Photo : Xavier Prévost © Gautier Dufau
Xavier Prévost © Gautier Dufau

Comment définissez-vous l'interdisciplinarité dans le contexte de l’université de Bordeaux ?

Xavier Prévost : Il n’existe pas de définition unique de l'interdisciplinarité, le but de ma mission est d’ailleurs de la caractériser au sein de l’établissement. La notion peut différer aussi selon qu'il s'agisse de formation ou de recherche. À la base, il s'agit de l’étude d’un objet en mobilisant des méthodes qui dépassent le cadre d’une discipline, qui emprunte des méthodologies à un autre champ disciplinaire. Plus on avance dans cette démarche, plus on peut aboutir à la création d’une nouvelle discipline. Un exemple marquant est celui des neurosciences, autrefois interdisciplinaires, que d’aucuns considèrent désormais comme une discipline à part entière.
Il y a une différence entre pluridisciplinarité, interdisciplinarité et transdisciplinarité, même si ces termes peuvent être parfois confondus. La pluridisciplinarité consiste à aborder un sujet avec plusieurs disciplines, chacune de leur côté. L’interdisciplinarité cherche à faire interagir ces disciplines pour créer des ponts entre elles, elles se croisent et se combinent pour aller plus loin. La transdisciplinarité, quant à elle, va encore plus loin en ajoutant un volet orienté vers la société. Cela dépasse le cadre académique.


L’interdisciplinarité est-elle ancrée dans l’histoire de l’université de Bordeaux ? 

XP : Absolument et c’est une force. L'université de Bordeaux est le fruit de la fusion de trois universités très marquées par leurs disciplines. Depuis dix ans, il y a eu une vraie marche en avant avec un rapprochement des différentes communautés. Cependant, les outils de coordination à l’échelle intermédiaire peuvent être améliorés, notamment pour faciliter les interactions.

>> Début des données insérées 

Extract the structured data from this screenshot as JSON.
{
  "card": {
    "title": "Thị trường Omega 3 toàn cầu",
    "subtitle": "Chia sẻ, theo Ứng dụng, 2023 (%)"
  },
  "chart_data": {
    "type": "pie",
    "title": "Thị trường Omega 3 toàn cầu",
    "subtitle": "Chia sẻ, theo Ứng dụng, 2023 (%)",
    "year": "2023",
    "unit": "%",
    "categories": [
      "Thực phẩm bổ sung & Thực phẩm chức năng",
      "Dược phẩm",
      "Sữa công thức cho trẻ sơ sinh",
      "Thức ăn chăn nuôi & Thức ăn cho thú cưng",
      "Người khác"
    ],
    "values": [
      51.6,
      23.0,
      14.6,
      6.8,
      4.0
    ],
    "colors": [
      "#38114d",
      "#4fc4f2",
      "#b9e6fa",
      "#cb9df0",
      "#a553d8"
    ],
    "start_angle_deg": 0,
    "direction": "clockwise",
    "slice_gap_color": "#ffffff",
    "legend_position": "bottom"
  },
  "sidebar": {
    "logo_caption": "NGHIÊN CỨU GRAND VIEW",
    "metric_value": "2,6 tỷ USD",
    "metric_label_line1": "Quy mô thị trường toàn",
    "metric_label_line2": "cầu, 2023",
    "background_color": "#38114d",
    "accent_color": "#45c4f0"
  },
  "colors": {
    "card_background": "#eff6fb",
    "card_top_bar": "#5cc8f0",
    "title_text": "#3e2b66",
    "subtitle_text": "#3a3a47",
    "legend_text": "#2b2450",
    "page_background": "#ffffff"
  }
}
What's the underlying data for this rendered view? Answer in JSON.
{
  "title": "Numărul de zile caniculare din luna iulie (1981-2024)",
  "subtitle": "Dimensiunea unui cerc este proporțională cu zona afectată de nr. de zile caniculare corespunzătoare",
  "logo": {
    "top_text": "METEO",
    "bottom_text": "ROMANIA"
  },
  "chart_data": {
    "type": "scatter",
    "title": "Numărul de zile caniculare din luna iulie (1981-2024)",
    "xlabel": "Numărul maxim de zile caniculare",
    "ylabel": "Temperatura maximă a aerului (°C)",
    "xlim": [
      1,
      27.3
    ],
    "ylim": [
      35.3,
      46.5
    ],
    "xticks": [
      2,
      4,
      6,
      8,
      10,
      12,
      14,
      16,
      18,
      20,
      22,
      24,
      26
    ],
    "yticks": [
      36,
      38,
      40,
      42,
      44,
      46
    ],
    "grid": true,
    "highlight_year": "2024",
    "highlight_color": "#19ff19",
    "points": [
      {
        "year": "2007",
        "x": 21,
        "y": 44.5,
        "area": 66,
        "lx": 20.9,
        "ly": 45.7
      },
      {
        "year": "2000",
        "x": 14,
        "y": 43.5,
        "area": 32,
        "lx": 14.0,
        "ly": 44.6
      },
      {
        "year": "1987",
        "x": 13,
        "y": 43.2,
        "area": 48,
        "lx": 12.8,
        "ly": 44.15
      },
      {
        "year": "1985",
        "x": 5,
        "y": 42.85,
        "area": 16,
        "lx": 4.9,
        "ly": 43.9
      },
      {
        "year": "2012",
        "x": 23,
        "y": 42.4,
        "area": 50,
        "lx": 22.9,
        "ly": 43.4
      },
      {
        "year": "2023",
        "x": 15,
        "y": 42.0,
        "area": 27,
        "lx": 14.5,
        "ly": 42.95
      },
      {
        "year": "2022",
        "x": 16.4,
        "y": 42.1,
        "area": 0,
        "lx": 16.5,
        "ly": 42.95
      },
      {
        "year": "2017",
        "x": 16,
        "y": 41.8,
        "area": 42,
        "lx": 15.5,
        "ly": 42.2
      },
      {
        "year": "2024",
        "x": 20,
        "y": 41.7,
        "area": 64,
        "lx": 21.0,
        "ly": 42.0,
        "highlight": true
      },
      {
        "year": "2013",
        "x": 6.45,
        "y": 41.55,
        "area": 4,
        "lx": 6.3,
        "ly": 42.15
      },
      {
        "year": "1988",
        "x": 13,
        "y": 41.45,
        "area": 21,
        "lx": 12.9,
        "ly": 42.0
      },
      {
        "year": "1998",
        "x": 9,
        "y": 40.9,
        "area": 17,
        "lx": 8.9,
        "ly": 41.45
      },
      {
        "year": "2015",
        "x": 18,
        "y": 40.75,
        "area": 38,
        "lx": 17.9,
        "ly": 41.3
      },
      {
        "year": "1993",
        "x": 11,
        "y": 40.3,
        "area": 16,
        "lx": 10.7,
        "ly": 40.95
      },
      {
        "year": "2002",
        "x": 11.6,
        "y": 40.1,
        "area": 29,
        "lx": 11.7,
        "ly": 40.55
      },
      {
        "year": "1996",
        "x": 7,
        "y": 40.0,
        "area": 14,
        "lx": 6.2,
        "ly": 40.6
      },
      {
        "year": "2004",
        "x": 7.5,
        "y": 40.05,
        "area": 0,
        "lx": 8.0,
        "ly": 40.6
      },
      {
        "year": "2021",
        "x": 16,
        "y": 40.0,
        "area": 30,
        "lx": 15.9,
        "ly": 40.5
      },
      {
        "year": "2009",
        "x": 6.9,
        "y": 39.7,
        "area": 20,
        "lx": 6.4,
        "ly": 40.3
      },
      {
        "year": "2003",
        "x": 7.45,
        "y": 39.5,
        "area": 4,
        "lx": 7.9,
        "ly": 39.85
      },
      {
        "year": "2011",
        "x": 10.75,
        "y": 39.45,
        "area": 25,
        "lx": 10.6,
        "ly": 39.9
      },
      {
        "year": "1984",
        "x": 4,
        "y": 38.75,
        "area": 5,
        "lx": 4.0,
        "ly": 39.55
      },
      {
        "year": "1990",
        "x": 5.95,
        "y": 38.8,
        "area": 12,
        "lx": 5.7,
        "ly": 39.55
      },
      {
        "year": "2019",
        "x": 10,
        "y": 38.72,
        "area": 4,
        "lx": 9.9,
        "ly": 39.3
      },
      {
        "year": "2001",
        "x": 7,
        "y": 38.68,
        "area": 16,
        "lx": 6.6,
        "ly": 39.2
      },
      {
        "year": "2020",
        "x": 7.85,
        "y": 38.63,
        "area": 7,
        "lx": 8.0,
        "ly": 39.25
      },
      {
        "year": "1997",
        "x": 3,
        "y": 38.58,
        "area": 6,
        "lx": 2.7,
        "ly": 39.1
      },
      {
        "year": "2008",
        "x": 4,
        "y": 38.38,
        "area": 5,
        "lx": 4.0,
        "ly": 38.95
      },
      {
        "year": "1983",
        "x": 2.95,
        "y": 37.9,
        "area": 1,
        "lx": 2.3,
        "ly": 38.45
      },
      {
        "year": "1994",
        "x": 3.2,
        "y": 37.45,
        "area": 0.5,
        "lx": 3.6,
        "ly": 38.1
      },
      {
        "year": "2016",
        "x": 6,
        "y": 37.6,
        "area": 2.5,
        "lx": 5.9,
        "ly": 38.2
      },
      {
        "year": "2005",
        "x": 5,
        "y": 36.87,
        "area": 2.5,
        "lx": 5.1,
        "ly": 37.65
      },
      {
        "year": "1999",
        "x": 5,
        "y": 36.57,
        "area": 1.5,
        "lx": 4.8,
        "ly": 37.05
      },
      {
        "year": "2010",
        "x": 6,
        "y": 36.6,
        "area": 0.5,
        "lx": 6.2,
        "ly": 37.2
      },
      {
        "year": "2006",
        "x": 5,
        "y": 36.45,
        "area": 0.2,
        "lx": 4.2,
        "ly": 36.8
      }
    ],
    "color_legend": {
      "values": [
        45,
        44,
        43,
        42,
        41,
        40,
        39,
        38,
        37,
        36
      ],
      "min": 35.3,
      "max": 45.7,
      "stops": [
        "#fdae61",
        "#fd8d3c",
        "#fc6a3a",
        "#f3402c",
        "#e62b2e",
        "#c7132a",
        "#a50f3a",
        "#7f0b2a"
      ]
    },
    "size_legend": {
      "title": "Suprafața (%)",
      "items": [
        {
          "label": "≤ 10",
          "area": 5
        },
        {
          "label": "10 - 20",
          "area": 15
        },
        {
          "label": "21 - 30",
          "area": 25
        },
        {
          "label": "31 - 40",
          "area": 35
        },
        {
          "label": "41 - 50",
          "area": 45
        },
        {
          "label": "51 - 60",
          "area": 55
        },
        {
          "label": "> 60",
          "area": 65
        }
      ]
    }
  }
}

Comment définissez-vous votre mission depuis que vous avez été nommé en mars 2024 ?

XP : Je ne porte pas la recherche ou les formations interdisciplinaires, ce sont les départements, unités, collèges et instituts… qui le font. Je suis en charge de la coordination de la stratégie interdisciplinaire. Il manquait une vision globale sur ce sujet et un outil de coordination opérationnel sur lesquels je travaille.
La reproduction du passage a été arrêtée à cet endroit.